By David C. Dollahite
Special to the Deseret News

      In recent decades, a great deal of research has shown a powerful link between father presence, father behavior and the well-being of children and families. However, sociologist David Popenoe argues that if a culture were specifically designed to be unfriendly to strong father-child ties, it would look very similar to contemporary American culture.
      Although there are many cases of excellent fathering, there also are powerful forces that turn fathers and children away from one another.
      Research shows that the quantity and quality of father involvement — more than mother involvement — is strongly influenced by cultural expectations, marital status and social support. Religion influences these very factors in ways that promote fathering.
      Religious institutions have a long record of facilitating father involvement. Not surprisingly, research supports a link between religious belief and responsible fathering.
      Research documents that very religious fathers are more likely to be both highly involved and more warm in their relationships with their children than are only somewhat religious or non-religious fathers. This counters the stereotype often portrayed in the media of religious fathers as stern and distant.
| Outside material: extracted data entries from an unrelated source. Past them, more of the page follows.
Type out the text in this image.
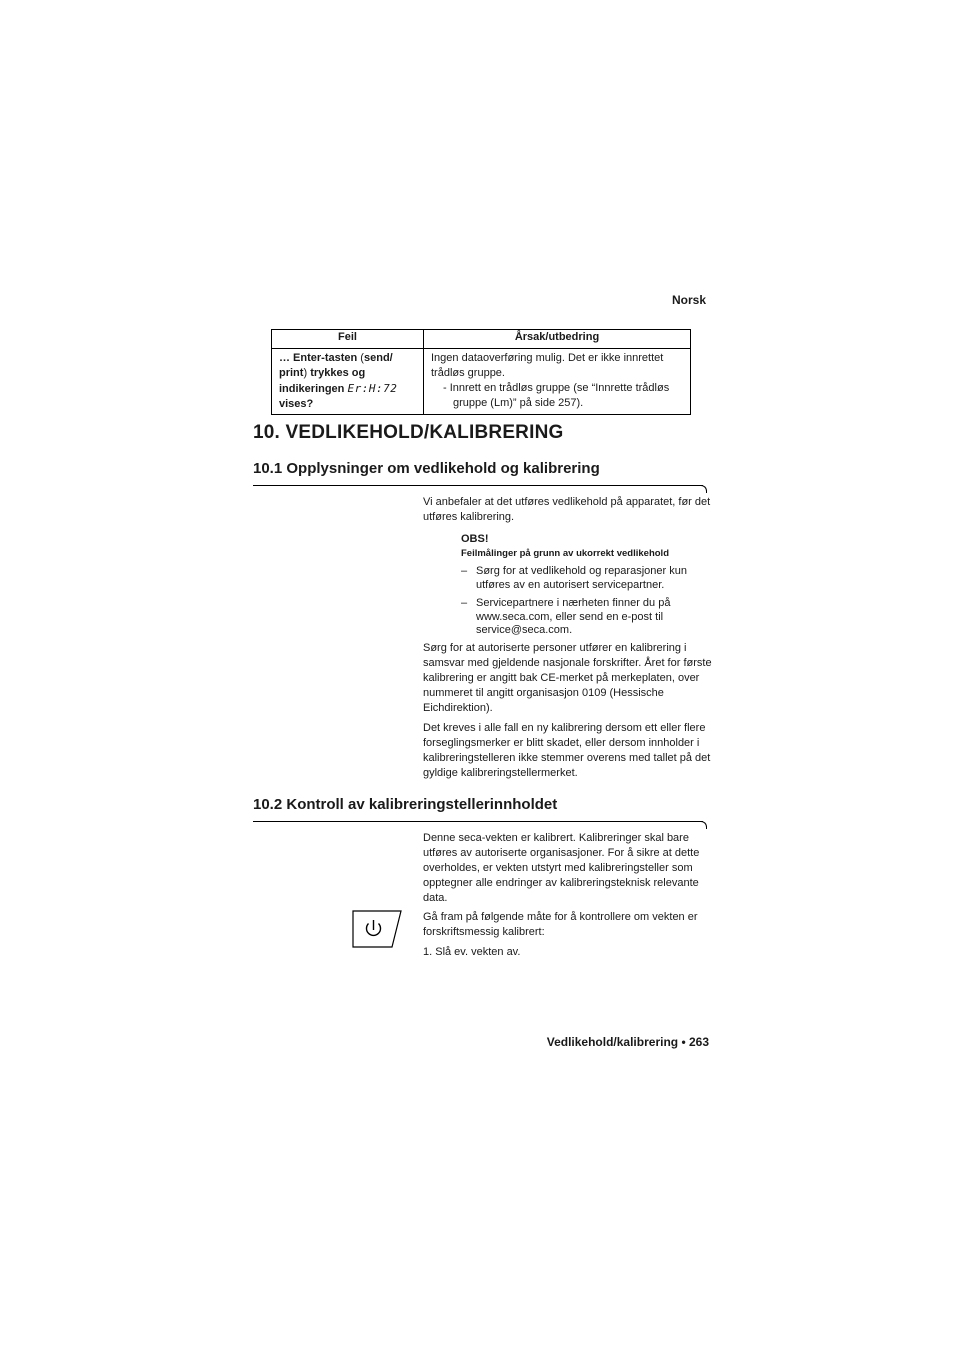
Norsk
Feil	Årsak/utbedring
… Enter-tasten (send/ print) trykkes og indikeringen Er:H:72 vises?	Ingen dataoverføring mulig. Det er ikke innrettet trådløs gruppe.
- Innrett en trådløs gruppe (se “Innrette trådløs gruppe (Lm)” på side 257).
10. VEDLIKEHOLD/KALIBRERING
10.1 Opplysninger om vedlikehold og kalibrering

Vi anbefaler at det utføres vedlikehold på apparatet, før det utføres kalibrering.

OBS!
Feilmålinger på grunn av ukorrekt vedlikehold
– Sørg for at vedlikehold og reparasjoner kun utføres av en autorisert servicepartner.
– Servicepartnere i nærheten finner du på www.seca.com, eller send en e-post til service@seca.com.

Sørg for at autoriserte personer utfører en kalibrering i samsvar med gjeldende nasjonale forskrifter. Året for første kalibrering er angitt bak CE-merket på merkeplaten, over nummeret til angitt organisasjon 0109 (Hessische Eichdirektion).

Det kreves i alle fall en ny kalibrering dersom ett eller flere forseglingsmerker er blitt skadet, eller dersom innholder i kalibreringstelleren ikke stemmer overens med tallet på det gyldige kalibreringstellermerket.

10.2 Kontroll av kalibreringstellerinnholdet

Denne seca-vekten er kalibrert. Kalibreringer skal bare utføres av autoriserte organisasjoner. For å sikre at dette overholdes, er vekten utstyrt med kalibreringsteller som opptegner alle endringer av kalibreringsteknisk relevante data.

Gå fram på følgende måte for å kontrollere om vekten er forskriftsmessig kalibrert:

1. Slå ev. vekten av.

Vedlikehold/kalibrering • 263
      In a three-generation study of father-child relationships, developmental psychologist John Snarey found that father-child church attendance provided fathers with significant social and emotional child-rearing support. Sociologist Steve Nock found that religious communities strengthen the father-child bond by encouraging men to be committed to their families.
      My own research involving fathers with special-needs children shows that religious practices such as family prayer, church attendance, religious blessing of children and scripture reading give structure and meaning to family life and help connect fathers to children in profound ways that secular influences cannot match.
      I predict that ongoing research will establish that religion is the most powerful, meaningful and sustained influence for encouraging men to be responsible fathers who are fully involved in their children's lives.


David C. Dollahite Ph.D., is a research associate at the Family Studies Center in the School of Family Life at Brigham Young University and father of seven children.